Serait-ce outrancier d'affirmer que Freud et Dubuffet m'ont fait artiste dés lors que ce dernier lança: "la création d'art, où qu'elle apparaisse, est dans tous les cas pathologique"?
Je refusai l'hypocrisie d'un monde basé sur l'argent où se côtoyent non chalament financiers et artistes, nantis et syndiqués. Je me trouvai seul face à ces paradoxes, voulant vivre coûte que coûte ce petit temps, ce long calvaire.
L'écriture fut mon premier refuge. Des maux s'envolèrent dans des carnets désarticulés: "la phrase du jour n'est pas celle que l'on croit, ni même celle que l'on pense, c'est celle qui dure et donne un sens à la vie" ; "la haine et l'amour sont mues par un même sentiment, le sens de ceux qui t'entourent".
Mais l'encre ne sèche jamais. Ce qui est écrit devient parole d'évangile par la folie des hommes; "écrire est le pire des crimes contre l'humanité". Aussi je décidai de ne plus me laisser aller à cette passion délétère.

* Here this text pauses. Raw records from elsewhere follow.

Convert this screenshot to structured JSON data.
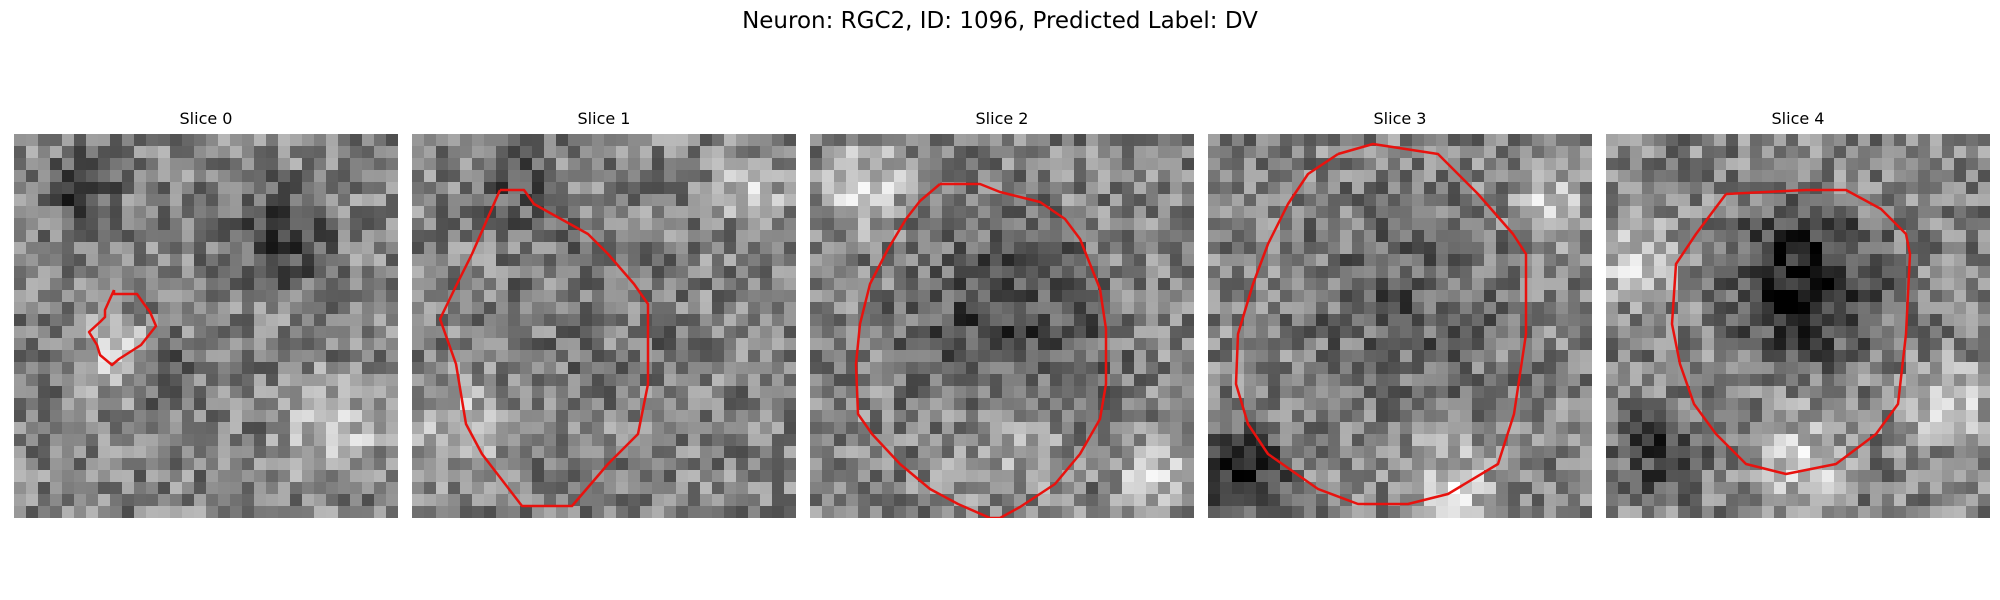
{
  "figure": {
    "title": "Neuron: RGC2, ID: 1096, Predicted Label: DV"
  },
  "panels": [
    {
      "title": "Slice 0",
      "contour_color": "#e8120e"
    },
    {
      "title": "Slice 1",
      "contour_color": "#e8120e"
    },
    {
      "title": "Slice 2",
      "contour_color": "#e8120e"
    },
    {
      "title": "Slice 3",
      "contour_color": "#e8120e"
    },
    {
      "title": "Slice 4",
      "contour_color": "#e8120e"
    }
  ],
  "image": {
    "colormap": "grayscale",
    "pixel_grid": "32x32"
  }
}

"Je suppose que les éliminés ou les échappés, déserteurs de la vie moderne, seraient tout indiqués pour le recrutement des carrières artistiques, et cette vie moderne sera peut-être favorable aux arts du fait du nombre de ses éliminés ou de ses déserteurs."
Gaston Chaissac.
Cet artiste longtemps classé parmi les peintres du dimanche, les naïfs, les marginaux, et que Dubuffet incarcéra dans les vitrines de l'Art brut, alors que Michel Ragon fait remarquer (comme pour mieux se dédouanner de son aveuglement passé) dans son livre Du côté de L'Art brut , que celui-ci avait eut pour premiers maîtres des "praticiens du post-cubisme et de l'abstraction (Otto Freundlich et Albert Gleizes)", et que "personne ne semble avoir songé à le comparer à Schwitters", ce Gaston Chaissac, je ne le connus que bien plus tard.
Je ne crois pas au "recrutement", et moins encore à la notion de "carrière" en terme d'art, mais il me parait acquis que "les éliminés ou les échappés, déserteurs de la vie moderne" aient embrassé en nombre la vocation d'artiste comme l'on embrasse la carrière des armes. Et tel fut mon choix.